Ditemi: devo davvero temere che la morte mi porti via da voi? In fondo, con la morte di una persona muore la morte stessa, giacché la vita non è altro che un fuggevole sogno, un passaggio necessario, e, una volta superato, la persona si risveglia per l'eternità.
Sento la mia mente svuotarsi lentamente. Spero solo di ricordarvi. Spero di vedere tuo padre, caro Enea, e spero che quel posto sia bello, proprio come l'hai descritto tu, Gandalf.
Riesco ancora a sentire le pagine però. Pagine vive e profumate.
Non c'è magia più grande della vostra, amici miei.
Sento la mia mente farsi meno lucida. Piangete? Grazie, piangete con me, come io ho pianto con voi. Piangete, perché comincio a vedervi in modo sfocato, gli odori cominciano a mescolarsi e a svanire, e le vostre voce stanno diventando un brusio indistinto.

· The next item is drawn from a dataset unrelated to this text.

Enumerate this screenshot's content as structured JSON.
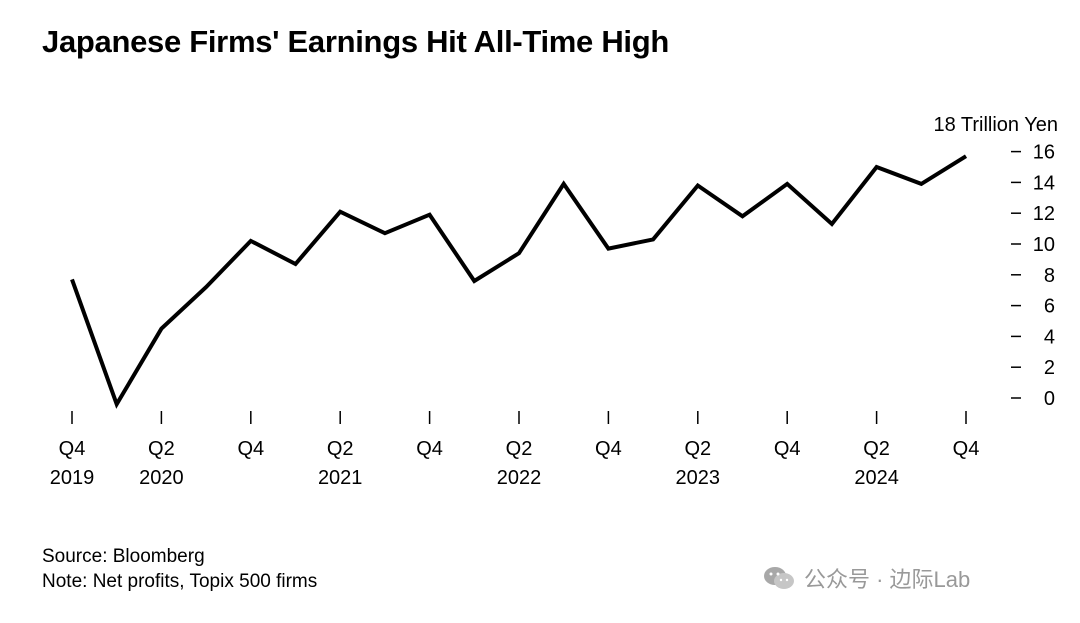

Pagine dolci, tristi, malinconiche, entusiasmanti, piene di brividi e suspense: state anche voi cominciando a diventare bianche? No, vi prego, non voglio.
Anche se per il momento state scomparendo davanti ai miei occhi, sento che presto di rivedremo. E se così non fosse, almeno ho la certezza che, tra tutte le pagine di questo mondo, noi staremo sempre insieme. In fondo le storie, la poesia, non sono altro che vita rimasta impigliata in un trama di parole, almeno, così dice Vassalli. Se è così, allora io sono rimasta impigliata nella vostra trama di parole. E le vostre trame di parole rimarranno per sempre, e con esse rimarrò anch'io: dunque, in fin dei conti, non ci separeremo mai. In questo, ora, io trovo conforto.
Ora la mia mente è quasi del tutto vuota: non più righe, non più parole, non più emozioni, solo vacue melodie.
Dopotutto però, ho tutto quello che mi occorre per intraprendere questo viaggio di sola andata: voi al mio fianco e un libro tra le mani.
In fondo, è stato meglio di quanto mi aspettassi.